Office 2007 no longer measures up to OXML standard, says consultant

With the myriad changes that had to be made to DIS 29500 before it could be approved by three-fourths of the ISO subcommittee's voters, there was a very high chance that by the time Microsoft saw its offspring once again, it wouldn't recognize it.

As a consultant for conformance testing agency Griffin Brown confirmed last Thursday, indeed, Office 2007 may require an upgrade before it can say it faithfully adheres to an international standard.

The job of the Griffin Brown consultancy is a strategic consultant and implementer of XML-based systems -- which means, among other things, it helps clients plan for information efficiency through conversion to, or implementation of, XML. But another thing it does is evaluate the adherence of an XML-based implementation to the standard that describes it, and no more important such standard currently exists than ISO/IEC 29500, which explains the Open XML formats.

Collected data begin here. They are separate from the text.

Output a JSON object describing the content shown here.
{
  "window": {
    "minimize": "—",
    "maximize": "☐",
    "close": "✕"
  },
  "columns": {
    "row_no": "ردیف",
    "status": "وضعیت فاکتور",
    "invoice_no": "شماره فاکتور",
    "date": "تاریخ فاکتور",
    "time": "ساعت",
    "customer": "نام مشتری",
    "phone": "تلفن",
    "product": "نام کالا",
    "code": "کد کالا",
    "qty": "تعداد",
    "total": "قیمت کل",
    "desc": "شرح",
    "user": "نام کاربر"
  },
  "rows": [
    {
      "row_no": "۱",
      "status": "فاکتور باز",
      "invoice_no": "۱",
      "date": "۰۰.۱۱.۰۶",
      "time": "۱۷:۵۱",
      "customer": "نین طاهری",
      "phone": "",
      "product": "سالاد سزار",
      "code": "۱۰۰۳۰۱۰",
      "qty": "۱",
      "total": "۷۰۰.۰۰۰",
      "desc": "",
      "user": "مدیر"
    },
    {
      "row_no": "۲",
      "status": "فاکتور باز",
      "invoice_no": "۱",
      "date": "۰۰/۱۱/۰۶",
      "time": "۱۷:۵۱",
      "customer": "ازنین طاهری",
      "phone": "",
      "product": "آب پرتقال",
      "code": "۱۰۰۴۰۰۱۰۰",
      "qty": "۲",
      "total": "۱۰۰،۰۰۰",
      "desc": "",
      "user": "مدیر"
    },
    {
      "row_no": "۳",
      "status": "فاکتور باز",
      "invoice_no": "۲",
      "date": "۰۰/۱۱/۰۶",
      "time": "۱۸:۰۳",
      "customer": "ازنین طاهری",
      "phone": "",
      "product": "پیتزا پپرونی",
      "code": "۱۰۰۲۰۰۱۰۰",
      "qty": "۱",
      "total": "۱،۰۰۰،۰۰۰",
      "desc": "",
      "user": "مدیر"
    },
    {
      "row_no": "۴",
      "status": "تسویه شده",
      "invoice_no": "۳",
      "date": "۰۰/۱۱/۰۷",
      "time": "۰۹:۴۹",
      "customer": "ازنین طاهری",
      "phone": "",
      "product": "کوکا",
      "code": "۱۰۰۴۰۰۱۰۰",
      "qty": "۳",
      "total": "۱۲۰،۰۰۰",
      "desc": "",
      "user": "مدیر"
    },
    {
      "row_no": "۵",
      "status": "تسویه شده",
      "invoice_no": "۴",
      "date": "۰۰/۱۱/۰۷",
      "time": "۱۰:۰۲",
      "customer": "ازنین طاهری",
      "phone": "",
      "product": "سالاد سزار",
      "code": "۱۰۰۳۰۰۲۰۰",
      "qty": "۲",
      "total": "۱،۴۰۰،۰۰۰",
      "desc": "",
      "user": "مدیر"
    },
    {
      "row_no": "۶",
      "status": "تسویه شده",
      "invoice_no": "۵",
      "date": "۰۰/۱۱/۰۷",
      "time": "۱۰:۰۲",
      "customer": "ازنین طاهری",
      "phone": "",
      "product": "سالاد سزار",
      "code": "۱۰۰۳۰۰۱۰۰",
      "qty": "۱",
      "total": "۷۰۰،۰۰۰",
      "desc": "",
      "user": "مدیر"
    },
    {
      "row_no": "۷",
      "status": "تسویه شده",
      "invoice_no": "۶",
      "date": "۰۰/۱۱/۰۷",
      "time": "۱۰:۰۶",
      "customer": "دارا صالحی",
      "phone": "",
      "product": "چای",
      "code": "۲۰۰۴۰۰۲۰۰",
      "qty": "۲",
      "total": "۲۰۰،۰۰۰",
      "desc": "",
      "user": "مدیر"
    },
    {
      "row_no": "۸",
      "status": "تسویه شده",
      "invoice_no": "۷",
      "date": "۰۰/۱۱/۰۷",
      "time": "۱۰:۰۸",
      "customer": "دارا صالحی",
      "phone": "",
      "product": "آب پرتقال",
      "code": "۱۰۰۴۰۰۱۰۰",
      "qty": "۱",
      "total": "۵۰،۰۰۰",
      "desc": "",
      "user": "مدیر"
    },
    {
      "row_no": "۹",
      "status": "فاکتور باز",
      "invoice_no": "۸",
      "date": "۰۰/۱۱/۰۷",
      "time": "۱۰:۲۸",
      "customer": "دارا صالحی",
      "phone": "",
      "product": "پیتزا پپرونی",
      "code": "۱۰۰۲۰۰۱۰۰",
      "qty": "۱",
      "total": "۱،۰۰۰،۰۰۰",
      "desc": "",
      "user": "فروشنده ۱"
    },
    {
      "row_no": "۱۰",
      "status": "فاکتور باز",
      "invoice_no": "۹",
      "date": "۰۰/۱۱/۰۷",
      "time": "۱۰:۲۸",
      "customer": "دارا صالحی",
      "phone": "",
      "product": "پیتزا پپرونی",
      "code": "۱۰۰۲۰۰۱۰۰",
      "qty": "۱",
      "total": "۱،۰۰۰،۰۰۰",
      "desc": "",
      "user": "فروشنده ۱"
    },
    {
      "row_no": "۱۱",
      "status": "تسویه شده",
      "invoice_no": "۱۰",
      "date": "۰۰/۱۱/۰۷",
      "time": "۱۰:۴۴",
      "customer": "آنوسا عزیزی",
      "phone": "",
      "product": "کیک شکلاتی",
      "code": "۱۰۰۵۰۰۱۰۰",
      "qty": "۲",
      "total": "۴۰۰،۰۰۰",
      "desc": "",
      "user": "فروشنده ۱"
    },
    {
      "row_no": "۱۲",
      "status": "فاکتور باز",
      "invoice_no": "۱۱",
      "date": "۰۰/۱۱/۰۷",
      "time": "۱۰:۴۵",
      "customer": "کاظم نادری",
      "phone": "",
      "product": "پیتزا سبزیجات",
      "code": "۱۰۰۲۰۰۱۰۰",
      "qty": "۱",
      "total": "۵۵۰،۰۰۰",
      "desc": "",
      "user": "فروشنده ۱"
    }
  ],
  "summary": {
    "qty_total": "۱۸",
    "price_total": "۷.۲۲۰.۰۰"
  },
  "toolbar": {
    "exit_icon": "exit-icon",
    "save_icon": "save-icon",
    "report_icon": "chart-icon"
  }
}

To become a standard, Open XML had to embrace more existing standards than Microsoft had originally intended for it to. Among the more obvious examples are how it represents dates and times, and how it enumerates colors. To win support from skeptics, Microsoft had to promise that these features, among others, were capable of being changed. In so doing, they enabled alterations to the standard as recognized by the Ecma organization, resulting in a specification of a format to which, for now, Office 2007 doesn't adhere.

There are two models of the current ISO standard, one which is a strict interpretation, and another which more closely resembles the Ecma standard called the transitional interpretation. The latter is just what its name implies: a way for implementers to adhere to the basics of the standard while moving toward the strict interpretation.

As reported by the firm's Alex Brown -- who incidentally was a convener of the ISO's Ballot Resolution Meeting on the matter -- he received the technical specifications for both models from a colleague, stored using an OASIS standard XML schema called RELAX NG. He then used a Java-based validator called Jing to determine how many non-conformities there were between Microsoft's Open XML format, specified the same way, and the ISO models.

"The expectation is that existing Office 2007 documents might be some distance away from being valid according to the strict schemas," Brown wrote. "Sure enough, jing emitted 17 MB (around 122,000) of invalidity messages when validating in this scenario."

But most of those messages, Brown found, were mainly about the same thing -- to his surprise. And also as he expected, adherence with the transitional model was much closer: 84 rather than 122,000 +, with most of those having to do with the fact that ISO prefers the terms "TRUE" and "FALSE" to imply binary states, rather than Microsoft's occasional "ON" and "OFF."

In a blog post yesterday, Microsoft developer Doug Mahugh saw this latter set of results as good news. "To put that second number in perspective, there were 84 total errors in a document of 60,299,969 characters, which works out to about one error in every 700,000 characters or so," Mahugh wrote.

"Alex's research is an interesting first step in understanding conformance for IS29500," he continued. "Another interesting step may eventually appear in the form of a test suite, a suggestion from Italy and other countries. The existence of such a test would be useful as more implementations become available."

Brown promised to conduct a similar Jing test with ODF, the first ISO/IEC standard for interchangeable documents, and teased the reader a little bit as to whether it conforms as well to its RELAX NG specification. In a recent conversation shared on his ConsortiumInfo.org blog, Linux Foundation board member and attorney Andrew Updegrove challenged Brown to admit that ODF would undoubtedly be cleaner than OXML, at the very least.

"I'd go with that," Brown conceded. "I think ISO/IEC 26300 (ODF 1.0) can be compared to a neat house built on good foundations which is not finished; 29500 (OOXML) is a baroque cliff-side castle replete with toppling towers, secret passages and ghosts: it is all too finished."